À son avis, des millions de Canadiens sont aux prises avec des revenus qui sont nettement inférieurs aux sommes nécessaires pour affronter le coût de la vie de base.

Pour que diminue le recours aux services, Banques alimentaires Canada propose d’investir dans la création de logements abordables; d’aider les Canadiens à acquérir les compétences pour accéder aux emplois bien rémunérés; enfin, d’accroître l’accès à la nourriture traditionnelle et aux aliments achetés en magasin dans le Nord canadien afin de remédier au taux extrêmement élevé d’insécurité alimentaire qu’on y constate.
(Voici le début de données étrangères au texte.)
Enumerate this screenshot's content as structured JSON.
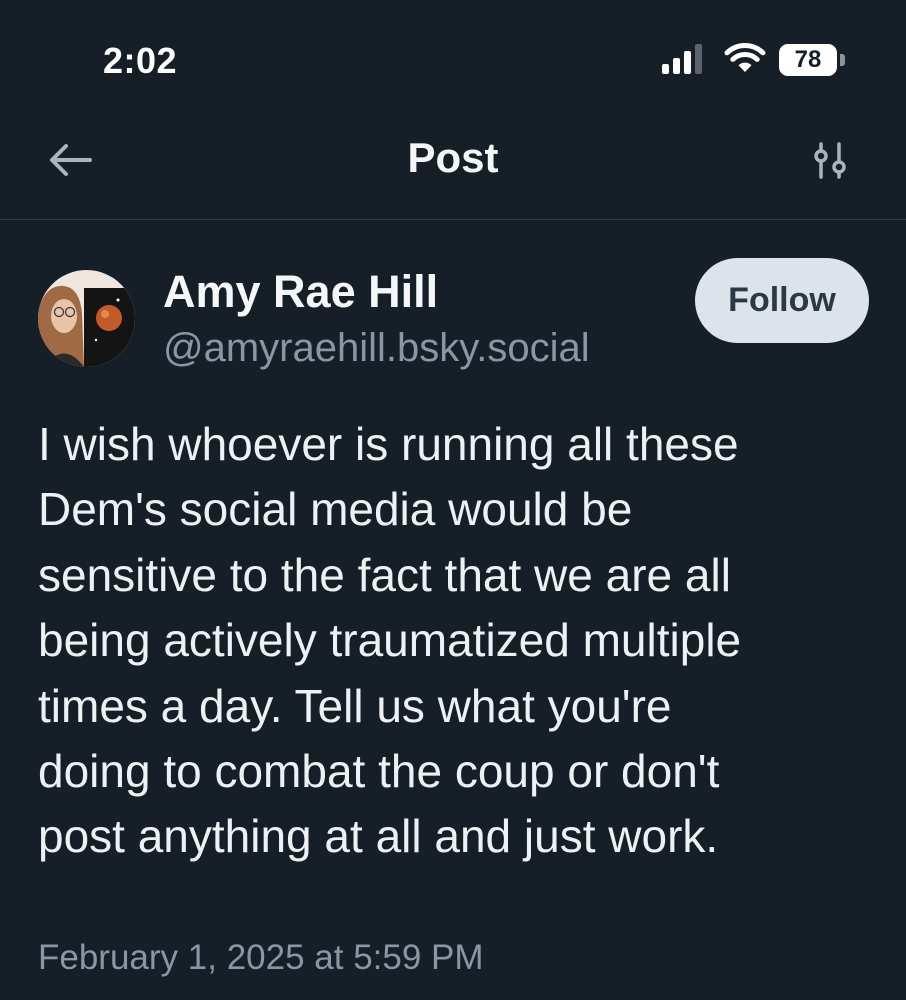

Faits saillants du Bilan-Faim 2014

-Une hausse des demandes d’aide alimentaire mensuelles: 1 601 115 comparativement à 1 562 737 en 2013.

-37 % sont des demandes pour des enfants de moins de 18 ans.

-En mars 2014, 53 % des organismes ont déclaré ne pas avoir de denrées en quantité suffisante pour répondre à la demande, soit 22 % de plus que l’an dernier.

-12,1 % des organismes ont dû fermer leurs portes en 2014 comparativement à 3 % l’an dernier.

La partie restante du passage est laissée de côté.